Observations using the MERIS sensor of the now defunct ENVISAT satellite in Markermeer Lake (Netherlands) [6], whose mean depth is 3.6 m, confirm that the wind at 10 km h⁻¹ is responsible for high TSM concentrations in its waters. In this particular case, the base TSM concentration is above 20 mg L⁻¹, and when the wind becomes moderate, the concentration increases as well, similar to the other lakes mentioned above. This confirms the independence between the natural suspended matter of a body of water depending on its trophic state, and that which it presents in times of moderate to fresh winds, especially in shallow lakes, such as the Albufera of Valencia. The model studied in Markermeer Lake also confirms our observations that the highest turbidity occurs in the windward areas, while the windward shores are less affected, and therefore, the relatively lower TSM values are observed (Figure 8). In Lake Taihu, with this same sensor, the correlation of mean daily wind with water transparency has also been estimated [37], presenting a coefficient of determination between these variables of 0.80; in the case of the Albufera, the values have been lower (Figure 5), but also significant. It is possible that in the Albufera, the presence of phytoplankton also influences water transparency, given that chlorophyll concentrations are twice as high as in Lake Taihu and water transparency similar.
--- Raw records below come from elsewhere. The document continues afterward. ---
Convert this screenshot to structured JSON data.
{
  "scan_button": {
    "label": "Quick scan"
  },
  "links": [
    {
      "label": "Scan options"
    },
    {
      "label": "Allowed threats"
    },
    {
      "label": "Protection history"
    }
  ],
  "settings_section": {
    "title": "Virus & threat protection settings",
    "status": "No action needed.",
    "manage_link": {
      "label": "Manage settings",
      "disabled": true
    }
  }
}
It is necessary to improve the knowledge of TSM concentrations in the Albufera to assess the possibility of removing suspended matter to the sea when the wind resuspends the sediment. Future work will be oriented towards sampling on days with moderate to fresh winds to correlate the data with the high TSM values, and thus, know the reliability of the measurements obtained from Sentinel-2 with the Sen2Cor processor.

5. Conclusions

The prevailing wind in the Albufera of Valencia is mostly from the east or west. The easterly winds are light and gentle breezes, while the westerly winds are usually moderate to fresh breezes, as well as persistent for several days, between three and seven days. The study shows that there is a significant correlation between the values of the average daily wind speed in the area of the Albufera of Valencia and the concentration of total suspended matter in the water, affecting in such a way that with winds higher than 10 km h⁻¹ there is resuspension of the fine sediment material that also decreases the transparency of the water. However, no correlation between chlorophyll a concentration and wind has been observed. Since sampling in the lagoon has so far been carried out on days with weak and light winds, there are no data to know the real concentration of suspended matter in the water at those times. Therefore, they have been estimated from the images of the multispectral sensor (MSI) of the Sentinel-2 satellite, whose values calculated with the Sen2Cor processor are valid, given that in other shallow lakes, the concentration values described are similar to those of the Albufera of Valencia. Future work will focus on this validation between experimental data and data estimated by remote sensors.